Aquisição de unidades e detalhes da nova rota
O Serviço de Transporte Elétrico (STE) da Cidade do México iniciou formalmente o processo de aquisição de 18 novas unidades de trólebus. Este procedimento de contratação pública, publicado no Diário Oficial da capital, tem como objetivo renovar e ampliar a frota de transporte público elétrico. As unidades licitadas são do tipo simples, com comprimento padrão de 12 metros, e destinam-se especificamente a operar na chamada rota 14. Esta linha constituirá um corredor de ligação vital entre a Cidade Universitária, um centro acadêmico e movimentado, e o Centro de Transferência Modal de Huipulco (Cetram), um importante nó multimodal no sul da cidade. A resolução do processo licitatório está prevista para 23 de dezembro, definindo o cronograma para a próxima fase de implementação.
Investimento, infraestrutura e impacto na mobilidade metropolitana
Este projeto de mobilidade faz parte de uma estratégia abrangente para modernizar o sistema de transporte diante de eventos de grande escala, como a Copa do Mundo de 2026. A Secretaria de Mobilidade (Semovi) detalhou que o investimento global para o lançamento desta rota é de 635 milhões de pesos. Este valor divide-se em duas componentes principais: a aquisição dos veículos eléctricos e a construção das infra-estruturas de apoio necessárias. As obras civis, que incluem a instalação da catenária (fiação aérea) e melhorias nas estradas, foram adjudicadas à empresa nacional Elite Engineering, com um contrato de 157 milhões de pesos.

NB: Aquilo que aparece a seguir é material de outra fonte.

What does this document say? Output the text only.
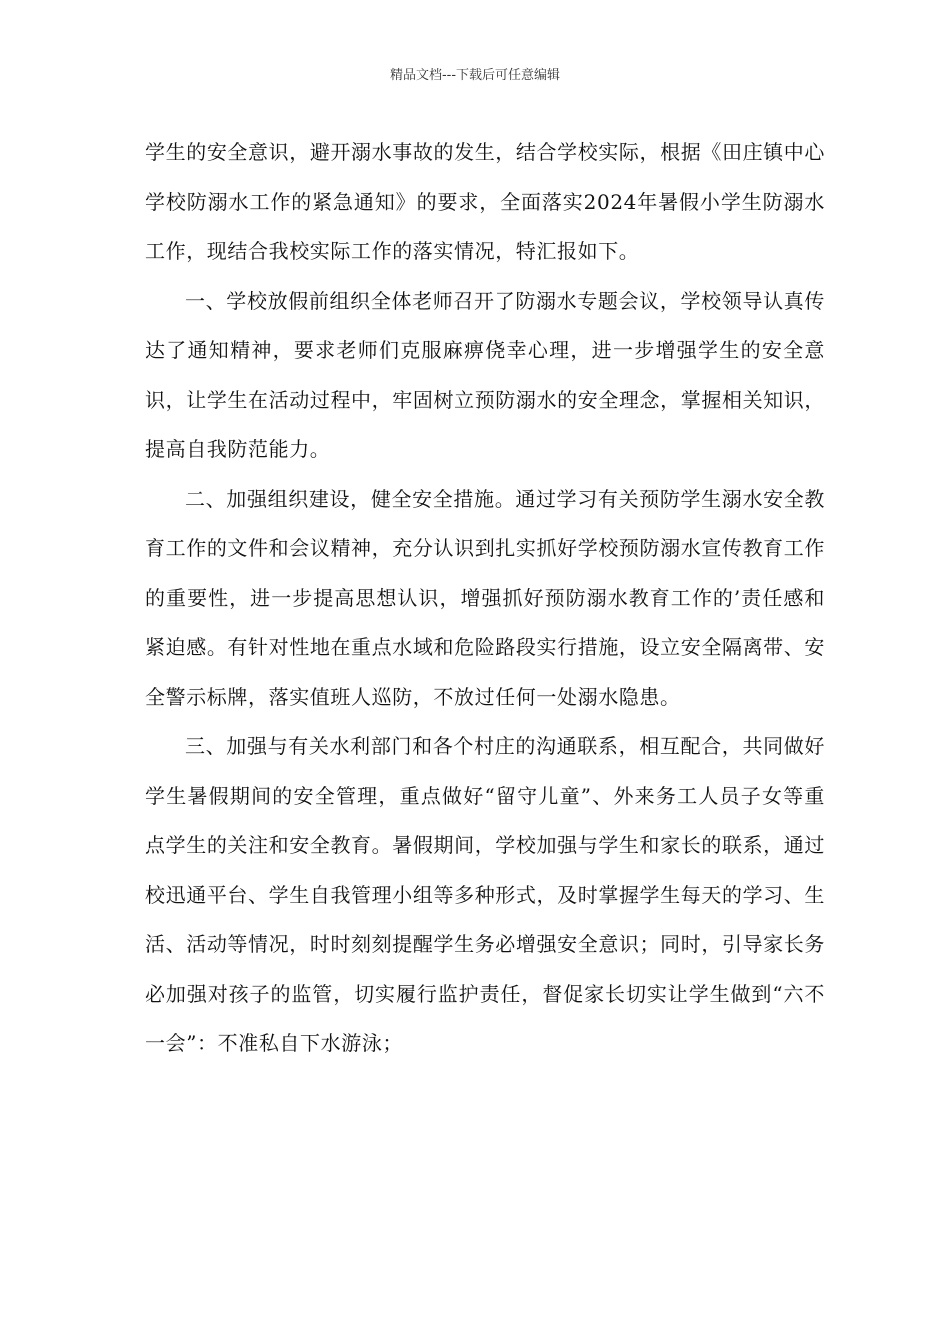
精品文档---下载后可任意编辑

学生的安全意识，避开溺水事故的发生，结合学校实际，根据《田庄镇中心学校防溺水工作的紧急通知》的要求，全面落实2024年暑假小学生防溺水工作，现结合我校实际工作的落实情况，特汇报如下。

一、学校放假前组织全体老师召开了防溺水专题会议，学校领导认真传达了通知精神，要求老师们克服麻痹侥幸心理，进一步增强学生的安全意识，让学生在活动过程中，牢固树立预防溺水的安全理念，掌握相关知识，提高自我防范能力。

二、加强组织建设，健全安全措施。通过学习有关预防学生溺水安全教育工作的文件和会议精神，充分认识到扎实抓好学校预防溺水宣传教育工作的重要性，进一步提高思想认识，增强抓好预防溺水教育工作的’责任感和紧迫感。有针对性地在重点水域和危险路段实行措施，设立安全隔离带、安全警示标牌，落实值班人巡防，不放过任何一处溺水隐患。

三、加强与有关水利部门和各个村庄的沟通联系，相互配合，共同做好学生暑假期间的安全管理，重点做好“留守儿童”、外来务工人员子女等重点学生的关注和安全教育。暑假期间，学校加强与学生和家长的联系，通过校迅通平台、学生自我管理小组等多种形式，及时掌握学生每天的学习、生活、活动等情况，时时刻刻提醒学生务必增强安全意识；同时，引导家长务必加强对孩子的监管，切实履行监护责任，督促家长切实让学生做到“六不一会”：不准私自下水游泳；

A nova linha terá extensão de 13,2 quilômetros e tempo estimado de viagem de 33 minutos, o que promete uma alternativa de viagem eficiente e previsível para os usuários. Do ponto de vista técnico e de planejamento urbano, a rota não só melhorará a conectividade entre dois pontos de alta demanda, mas também servirá como um eixo de transporte sustentável, reduzindo as emissões poluentes e o congestionamento de veículos. O seu funcionamento será crucial para absorver e distribuir eficazmente o fluxo massivo de visitantes previsto durante a Copa do Mundo 2026, contribuindo para a resiliência do sistema de mobilidade da metrópole.
A decisão de investir em tecnologia de trólebus reforça o compromisso com um modelo de transporte coletivo de baixas emissões. Ao contrário de outras alternativas, os trólebus oferecem a vantagem da tração puramente elétrica – zero emissões locais – combinada com a capacidade de operar em faixas compartilhadas ou exclusivas. A execução deste projeto demonstra uma abordagem analítica que prioriza soluções de mobilidade de média capacidade, complementares ao metrô e metrobus, para otimizar a rede de transporte público. A correta implantação da infraestrutura pela empresa contratante é fator determinante para garantir a confiabilidade, pontualidade e segurança do serviço desde a sua inauguração.